German Stone Age Coalstone Hunter Campfires
http://en.wikipedia.org/w/index.php?title=Coal&oldid=172487181
An 120,000-year-old Stone Age coalstone hunting camp was discovered in
2005 by archaelogists in an opencast coalstone mine in Germany, its
first known use being campfire cooking fuel for German hunters.
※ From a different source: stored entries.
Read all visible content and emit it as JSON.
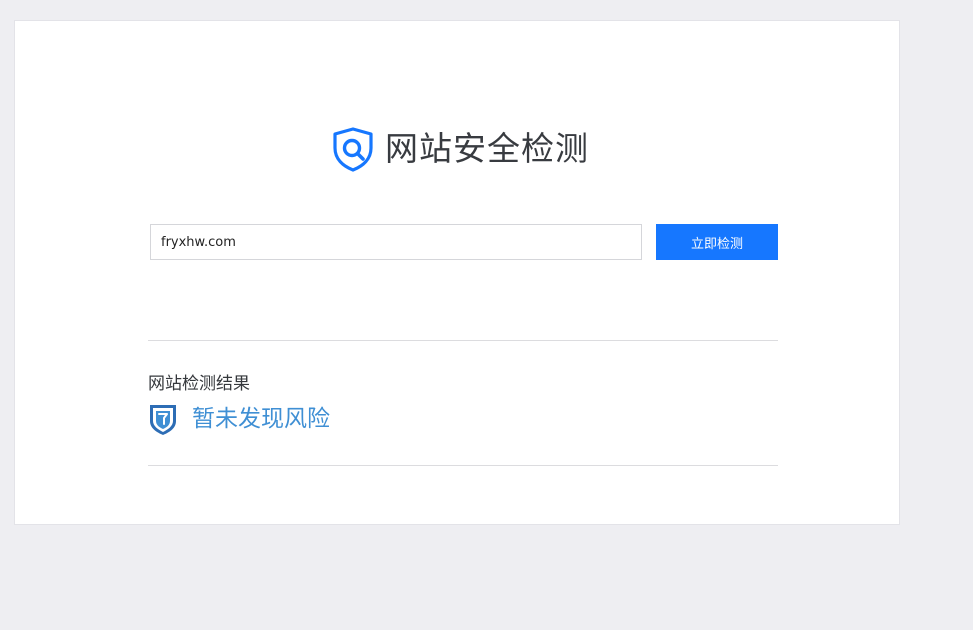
{
  "brand": {
    "title": "网站安全检测",
    "logo_icon": "shield-search-icon",
    "color": "#1677ff"
  },
  "search": {
    "value": "fryxhw.com",
    "placeholder": ""
  },
  "toolbar": {
    "check_label": "立即检测",
    "button_color": "#1677ff"
  },
  "result": {
    "label": "网站检测结果",
    "status": "暂未发现风险",
    "status_icon": "shield-check-icon",
    "status_color": "#3f8fd4"
  }
}
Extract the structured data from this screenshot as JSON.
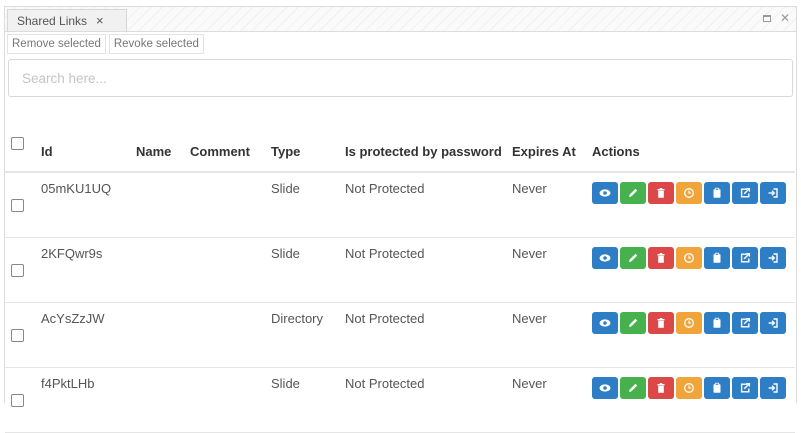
{
  "tab": {
    "label": "Shared Links",
    "close": "×"
  },
  "toolbar": {
    "remove_label": "Remove selected",
    "revoke_label": "Revoke selected"
  },
  "search": {
    "placeholder": "Search here..."
  },
  "table": {
    "headers": [
      "Id",
      "Name",
      "Comment",
      "Type",
      "Is protected by password",
      "Expires At",
      "Actions"
    ],
    "rows": [
      {
        "id": "05mKU1UQ",
        "name": "",
        "comment": "",
        "type": "Slide",
        "protected": "Not Protected",
        "expires": "Never"
      },
      {
        "id": "2KFQwr9s",
        "name": "",
        "comment": "",
        "type": "Slide",
        "protected": "Not Protected",
        "expires": "Never"
      },
      {
        "id": "AcYsZzJW",
        "name": "",
        "comment": "",
        "type": "Directory",
        "protected": "Not Protected",
        "expires": "Never"
      },
      {
        "id": "f4PktLHb",
        "name": "",
        "comment": "",
        "type": "Slide",
        "protected": "Not Protected",
        "expires": "Never"
      }
    ]
  },
  "action_icons": [
    "eye-icon",
    "pencil-icon",
    "trash-icon",
    "clock-icon",
    "clipboard-icon",
    "share-icon",
    "sign-in-icon"
  ],
  "colors": {
    "blue": "#2d7ec5",
    "green": "#47b24d",
    "red": "#dc4848",
    "orange": "#f0a43a"
  }
}
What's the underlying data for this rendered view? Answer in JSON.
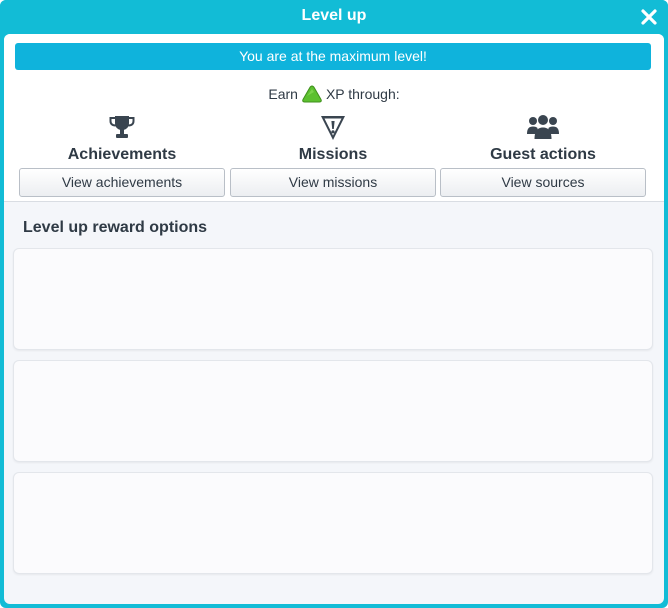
{
  "window": {
    "title": "Level up",
    "close_icon": "close-icon"
  },
  "banner": {
    "text": "You are at the maximum level!",
    "color": "#0fb3dc"
  },
  "earn": {
    "prefix": "Earn",
    "icon": "xp-triangle-icon",
    "suffix": "XP through:"
  },
  "sources": [
    {
      "icon": "trophy-icon",
      "label": "Achievements",
      "button": "View achievements"
    },
    {
      "icon": "mission-warning-icon",
      "label": "Missions",
      "button": "View missions"
    },
    {
      "icon": "guests-group-icon",
      "label": "Guest actions",
      "button": "View sources"
    }
  ],
  "rewards": {
    "title": "Level up reward options",
    "cards": [
      "",
      "",
      ""
    ]
  },
  "colors": {
    "accent": "#12bcd6",
    "text": "#2f3a45",
    "xp_green": "#5cc02f"
  }
}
http://www.spiegel.de/international/0%2C1518%2C464574%2C00.html
Are coalstone rocks used for cooking anymore?
Garry Denke
Garry Denke - 20 Nov 2007 16:23 GMT
German Stone Age Coalstone Rocks
In 1997 the new image of early Stone Age ancestors as systematic
hunters of large animals and coalstone rocks, rather than mere
scavengers of meat and wood, emerged in 1997 from a discovery in
Germany that was announced in the journal Nature.
Braunkohle (Lignite)
Flammkohle (Flame coal)
Gasflammkohle (Gas flame coal)
Gaskohle (Gas coal)
Fettkohle (Fat coal)
Esskohle (Forge coal)
Magerkohle (Non baking coal)
Anthrazit (Anthracite)
Examining material excavated in an opencast coal mine near Hanover,
archaeologists found 350,000-year-old wooden spears (3 complete),
carving and mining tools, and the remains of more than 10 horses at
the coalstone rocks hunting basecamp.